For many conditions causing transient ischemic attack or minor stroke, secondary prevention with early initiation of oral anticoagulation is indicated. The individual response to coumarins is known to vary widely and is not well predicted by clinical variables. Patients' discharge from hospital care is often delayed only because the therapeutic target range has not been reached yet. A feasible tool to guide coumarin dosing and thereby safely shortening time in hospital is required.

We established a polymerase chain reaction technique for rapid genotyping of the vitamin K epoxide reductase complex (VKORC1), which is the pharmaceutical target of the coumarins. C283 + 837C -> T (rs2359612) genotypes were determined in 49 patients who underwent de novo oral anticoagulation with phenprocoumon for cerebrovascular disease. Other variables potentially affecting phenprocoumon sensitivity were systematically evaluated.

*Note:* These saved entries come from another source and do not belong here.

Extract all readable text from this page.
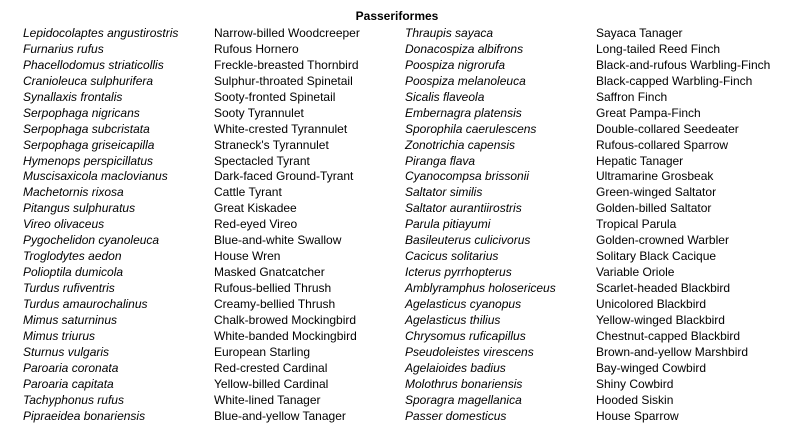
Passeriformes
Lepidocolaptes angustirostris	Narrow-billed Woodcreeper	Thraupis sayaca	Sayaca Tanager
Furnarius rufus	Rufous Hornero	Donacospiza albifrons	Long-tailed Reed Finch
Phacellodomus striaticollis	Freckle-breasted Thornbird	Poospiza nigrorufa	Black-and-rufous Warbling-Finch
Cranioleuca sulphurifera	Sulphur-throated Spinetail	Poospiza melanoleuca	Black-capped Warbling-Finch
Synallaxis frontalis	Sooty-fronted Spinetail	Sicalis flaveola	Saffron Finch
Serpophaga nigricans	Sooty Tyrannulet	Embernagra platensis	Great Pampa-Finch
Serpophaga subcristata	White-crested Tyrannulet	Sporophila caerulescens	Double-collared Seedeater
Serpophaga griseicapilla	Straneck's Tyrannulet	Zonotrichia capensis	Rufous-collared Sparrow
Hymenops perspicillatus	Spectacled Tyrant	Piranga flava	Hepatic Tanager
Muscisaxicola maclovianus	Dark-faced Ground-Tyrant	Cyanocompsa brissonii	Ultramarine Grosbeak
Machetornis rixosa	Cattle Tyrant	Saltator similis	Green-winged Saltator
Pitangus sulphuratus	Great Kiskadee	Saltator aurantiirostris	Golden-billed Saltator
Vireo olivaceus	Red-eyed Vireo	Parula pitiayumi	Tropical Parula
Pygochelidon cyanoleuca	Blue-and-white Swallow	Basileuterus culicivorus	Golden-crowned Warbler
Troglodytes aedon	House Wren	Cacicus solitarius	Solitary Black Cacique
Polioptila dumicola	Masked Gnatcatcher	Icterus pyrrhopterus	Variable Oriole
Turdus rufiventris	Rufous-bellied Thrush	Amblyramphus holosericeus	Scarlet-headed Blackbird
Turdus amaurochalinus	Creamy-bellied Thrush	Agelasticus cyanopus	Unicolored Blackbird
Mimus saturninus	Chalk-browed Mockingbird	Agelasticus thilius	Yellow-winged Blackbird
Mimus triurus	White-banded Mockingbird	Chrysomus ruficapillus	Chestnut-capped Blackbird
Sturnus vulgaris	European Starling	Pseudoleistes virescens	Brown-and-yellow Marshbird
Paroaria coronata	Red-crested Cardinal	Agelaioides badius	Bay-winged Cowbird
Paroaria capitata	Yellow-billed Cardinal	Molothrus bonariensis	Shiny Cowbird
Tachyphonus rufus	White-lined Tanager	Sporagra magellanica	Hooded Siskin
Pipraeidea bonariensis	Blue-and-yellow Tanager	Passer domesticus	House Sparrow
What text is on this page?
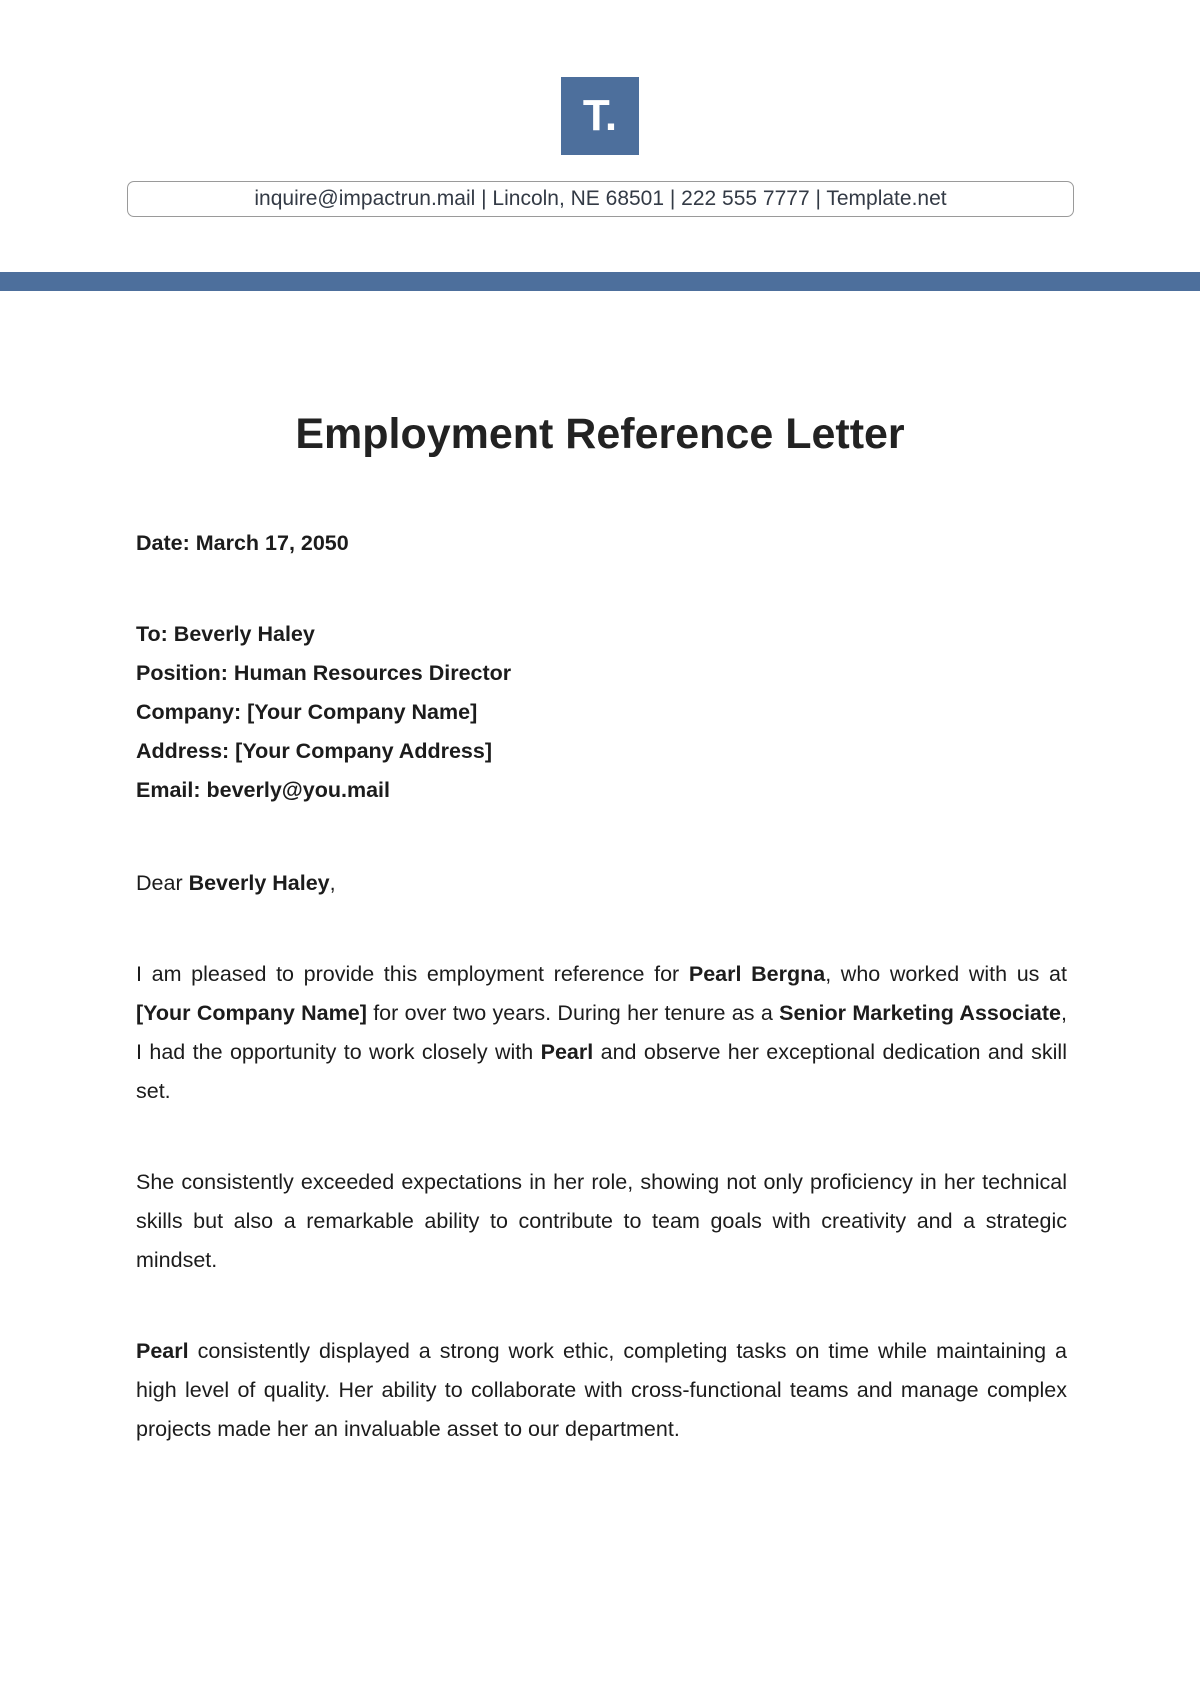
T.
inquire@impactrun.mail | Lincoln, NE 68501 | 222 555 7777 | Template.net
Employment Reference Letter
Date: March 17, 2050
To: Beverly Haley
Position: Human Resources Director
Company: [Your Company Name]
Address: [Your Company Address]
Email: beverly@you.mail
Dear Beverly Haley,
I am pleased to provide this employment reference for Pearl Bergna, who worked with us at [Your Company Name] for over two years. During her tenure as a Senior Marketing Associate, I had the opportunity to work closely with Pearl and observe her exceptional dedication and skill set.
She consistently exceeded expectations in her role, showing not only proficiency in her technical skills but also a remarkable ability to contribute to team goals with creativity and a strategic mindset.
Pearl consistently displayed a strong work ethic, completing tasks on time while maintaining a high level of quality. Her ability to collaborate with cross-functional teams and manage complex projects made her an invaluable asset to our department.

Of 49 genotyped patients, 47 were treated in hospital until an international normalized ratio (INR) of 2-3 was reached. The time and the cumulative dose of phenprocoumon necessary to achieve the target INR both were strongly dependent on the individual C283 + 837C -> T genotype (Kruskal-Wallis test p = 0.0002, and p < 0.0001, respectively). Carriers of the TT genotype reached an INR of 2-3 after a mean time of 3.2 days (n = 5), CT carriers after 4.4 days (n = 27), and CC carriers after 6.5 days (n = 15). No other variable, including body weight, was significantly correlated with the treatment response.

In patients with cerebrovascular disease, genotyping for VKORC1 alone can strongly predict the individual response to de novo phenprocoumon treatment. The size of the pharmacogenetic test's potential effect on a more efficient use of hospital capacities remains to be shown by a controlled interventional study.